The Task Resolution Tool
July 4, 2014As I’m trying out a bunch of games, I have to remind myself not everything has a good conflict resolution – and I find myself falling back into bad habits and problems with task resolution systems. Mostly in rolling dice for uninteresting results. Guh.
Can you think of a fun, entertaining, interesting result for failure?
No, not really
Ok, then:
1) Say Yes. The character succeeds. Keep play moving
2) Offer a precondition: “You can try but first you’ll need to…”
3) Offer at a cost: “You can do it, but it will cost you this…”
4) Impossible: “It’s too hard, but maybe you can…(offer other ideas)”
Yes! Well, maybe! Give me some ideas!
Ok, then it’s a good time to roll the dice. Here’s some ways to get worthy failure.

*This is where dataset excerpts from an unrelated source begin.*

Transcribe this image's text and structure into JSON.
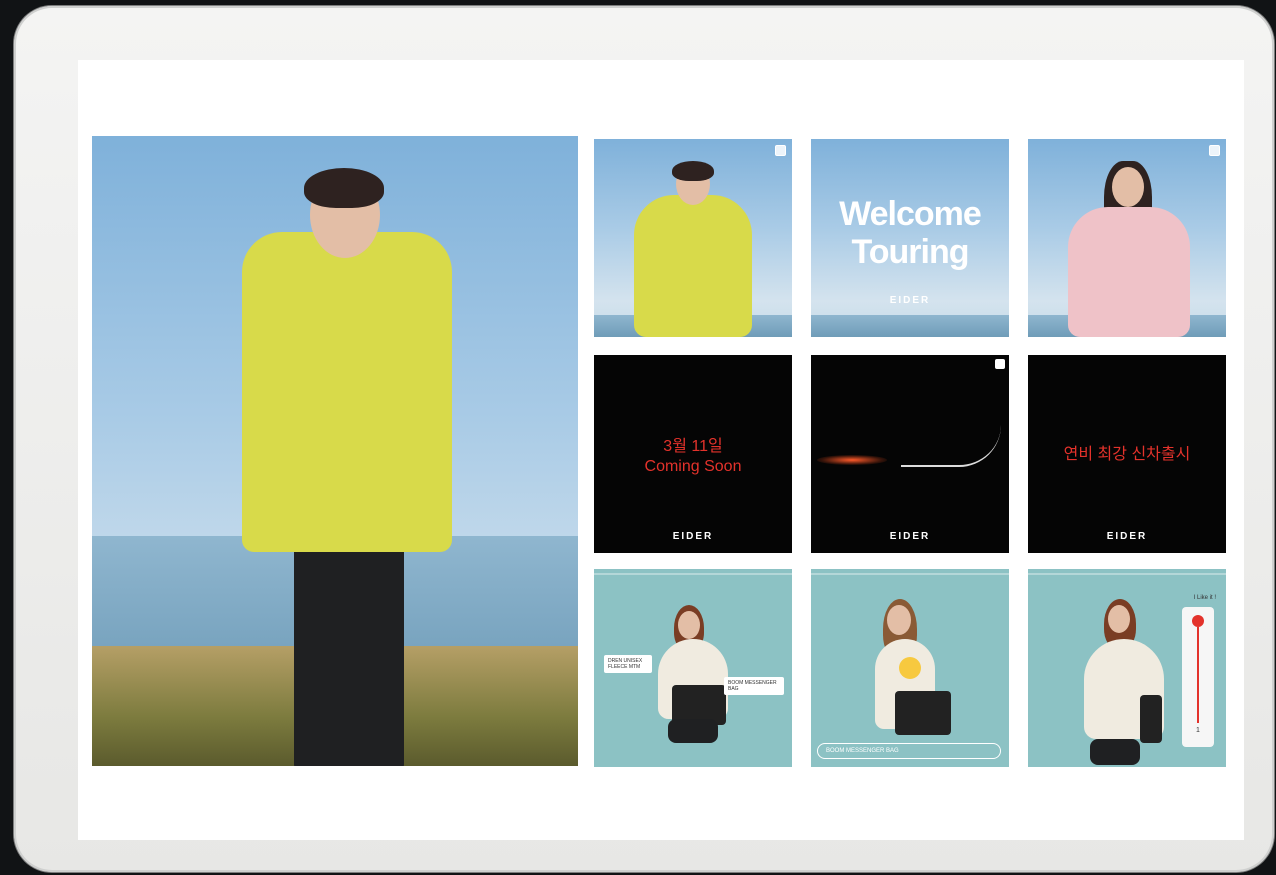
{
  "brand": "EIDER",
  "tiles": {
    "welcome_title_line1": "Welcome",
    "welcome_title_line2": "Touring",
    "coming_soon_date": "3월 11일",
    "coming_soon_text": "Coming Soon",
    "launch_text": "연비 최강 신차출시",
    "bubble_left": "DREN UNISEX FLEECE MTM",
    "bubble_right": "BOOM MESSENGER BAG",
    "search_placeholder": "BOOM MESSENGER BAG",
    "like_label": "I Like it !",
    "like_value": "1"
  },
  "colors": {
    "jacket_yellow": "#d8da4a",
    "jacket_pink": "#efc2c8",
    "teal_bg": "#8cc2c4",
    "red_text": "#e3322b"
  }
}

Four Types of Worthy Failure:
Risk
Risk is not necessarily damage or harm. Risk opens you UP to the potential of those things. So, jumping across a gap? Failure isn’t falling, failure is hanging by one hand, precariously, while the enemies are shooting at you. Risk is losing your lead on escaping danger. Failing a risk roll means the GM takes the lead and the next roll involves harm, injury or capture.
Information
Information failure means you accidentally let slip some kind of clue or information that those who would harm you can use. Your location, your methods, your intentions, your allegiances, where your resources come from, what you are lacking, your vulnerabilities, your secrets. This could be leaving behind a clue, accidentally saying the wrong thing, showing too much of your hand too early, etc.
Resources
Resources are things like gear, equipment, food, tools, mounts, hired allies, etc. Mostly logistical resources. Losing these makes life harder and some things impossible. It can also create other problems – being in the wilderness without food or proper clothing can become a hazardous problem very quickly.
Standing
Standing is how NPCs see you. And not necessarily society at large – just one NPC’s view of you can be everything. Your King no longer believes you are capable of the job, your best friend isn’t sure they can trust you, your contact in the secret society doubts your commitment… Or maybe it’s a small group – the people in a village, the wizard’s society you spent so long getting in good with. Standing loss isn’t instant hate – but it means you have to work harder, do more, and get less and expect less support.
Inspiration
Dogs in the Vineyard’s “Say Yes or Roll the Dice”, Inspectres & octaNe “When should we roll dice?”, Apocalypse World’s “Hard Moves”, Mouse Guard’s “Conditions”.